Светлый фон

Забыв обо всех жестоких и незаслуженных укорах, что Этельстан бросил ей несколько минут назад, Исгерд металась среди каменных обломков, бессильная исправить чужие ошибки. Тонкая корона на челе брата успела разрастись до размеров громадного кокона, связать принца по рукам и ногам. И стоило Исгерд предпринять хоть малейшую попытку разорвать путы, Этельстан начинал кричать пуще прежнего. Видно, крошащие кости сухие стебли каким-то колдовским образом сделались частью его самого и теперь не желали отрываться от изменяющегося тела.

А облик его и вправду становился иным: суставы трещали, хребет непомерно вытягивался.

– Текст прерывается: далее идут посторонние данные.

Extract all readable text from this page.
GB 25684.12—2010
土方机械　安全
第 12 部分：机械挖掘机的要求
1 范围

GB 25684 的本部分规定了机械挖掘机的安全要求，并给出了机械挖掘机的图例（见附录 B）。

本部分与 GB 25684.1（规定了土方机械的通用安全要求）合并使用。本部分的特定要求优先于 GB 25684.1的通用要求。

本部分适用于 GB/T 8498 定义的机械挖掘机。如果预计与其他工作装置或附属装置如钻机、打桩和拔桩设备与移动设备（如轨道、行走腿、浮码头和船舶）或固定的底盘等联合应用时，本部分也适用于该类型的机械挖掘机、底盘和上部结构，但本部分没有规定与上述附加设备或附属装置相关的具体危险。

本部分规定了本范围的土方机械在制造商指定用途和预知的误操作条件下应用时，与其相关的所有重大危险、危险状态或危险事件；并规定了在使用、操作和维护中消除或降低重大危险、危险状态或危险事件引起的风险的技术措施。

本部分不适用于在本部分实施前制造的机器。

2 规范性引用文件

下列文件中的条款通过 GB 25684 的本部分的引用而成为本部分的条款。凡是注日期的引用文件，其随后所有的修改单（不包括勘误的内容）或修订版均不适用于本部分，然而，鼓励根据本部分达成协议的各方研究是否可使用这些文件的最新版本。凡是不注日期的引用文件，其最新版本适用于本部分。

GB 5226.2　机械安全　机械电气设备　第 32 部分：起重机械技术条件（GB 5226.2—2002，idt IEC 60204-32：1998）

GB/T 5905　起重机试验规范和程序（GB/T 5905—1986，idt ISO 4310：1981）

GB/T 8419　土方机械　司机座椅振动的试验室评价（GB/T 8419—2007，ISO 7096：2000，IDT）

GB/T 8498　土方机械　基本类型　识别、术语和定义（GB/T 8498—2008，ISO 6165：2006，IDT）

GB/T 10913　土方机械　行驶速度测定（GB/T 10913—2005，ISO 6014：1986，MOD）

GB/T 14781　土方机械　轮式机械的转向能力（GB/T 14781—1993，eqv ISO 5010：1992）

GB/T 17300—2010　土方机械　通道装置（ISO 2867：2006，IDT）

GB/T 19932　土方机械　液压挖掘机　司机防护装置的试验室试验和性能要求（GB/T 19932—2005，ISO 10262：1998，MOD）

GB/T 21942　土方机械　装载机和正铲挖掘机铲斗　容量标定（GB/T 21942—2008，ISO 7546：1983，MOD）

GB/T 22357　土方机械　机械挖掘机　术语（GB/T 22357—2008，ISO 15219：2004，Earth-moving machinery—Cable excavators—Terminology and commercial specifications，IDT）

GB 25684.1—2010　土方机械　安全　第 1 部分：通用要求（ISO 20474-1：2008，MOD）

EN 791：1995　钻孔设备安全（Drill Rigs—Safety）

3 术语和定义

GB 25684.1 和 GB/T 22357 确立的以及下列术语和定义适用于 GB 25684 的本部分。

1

— Прошу… — прохрипел Этельстан прежде, чем макушка его скрылась под гроздьями шипастых бутонов, и рыдания стихли.

Шатаясь от пережитого, Исгерд упала на щербатые плиты, принялась колотить по окаменевшим стеблям. Чары вдруг превратились в бесполезный груз, без толку отягощавший ладони. Как бы много они ни умели, в борьбе за Этельстана оказались бессильны. Оставалось звать его сквозь ширящийся чертополоховый сверток, сдирая в кровь и без того уродливые костяшки.

— Отпусти его! Немедленно! — с воплями требовала Исгерд, пока свежие побеги отталкивали ее в сторону. — Держись, Этельстан, не поддавайся магии!

Моросящий без остановки дождь растворял ее голос, уносил отзвуки вниз, в речную долину, для того чтобы влить их в быстрый поток Огненной реки, наполнить ее искренней печалью. Так продолжалось час или два.

Наконец диковинный сухой кокон перестал расти. Напитавшаяся влаги поверхность хрустнула, пошла трещинами.

— Этельстан! — раньше срока обрадовалась принцесса, цепляясь пальцами за образовавшиеся рубцы.

Но вместо бледного лица ее бедного брата из переплетения лоз показались темная змеиная чешуя, свертки кожистых крыльев, смятых, как залежавшаяся парусина.

— А-р-р! — заходили ходуном столетние стены. А когтистые лапы ударили по базальту так, что скрежет услышали даже в разбитом поодаль лагере. — Ра-ар!

Оторопевшая Исгерд отползла назад, на ощупь нашла каменное возвышение порога. От потрясения соображать ясно она не могла — только следовать силе, что толкала вперед.

«Беги! Спасайся!» — гремело с каждым ударом сердца, и она побежала.

Ступени, голое подворье, кривая подъездная дорожка, потом насыпь, колючая сорная трава и глинистое брюхо сменившей ток реки.

Сквозь пелену принцесса с трудом разбирала, куда ступать, оскальзывалась, но все же неслась, утирая со щек воду, отчего-то едко соленую. А вслед сыпались, как щебень, вековые обтесанные булыжники, взвивались в ночное небо струи пока еще слабого пламени… И, сотрясая мир пронзительным звериным криком, на крыло вставал черный огнедышащий дракон.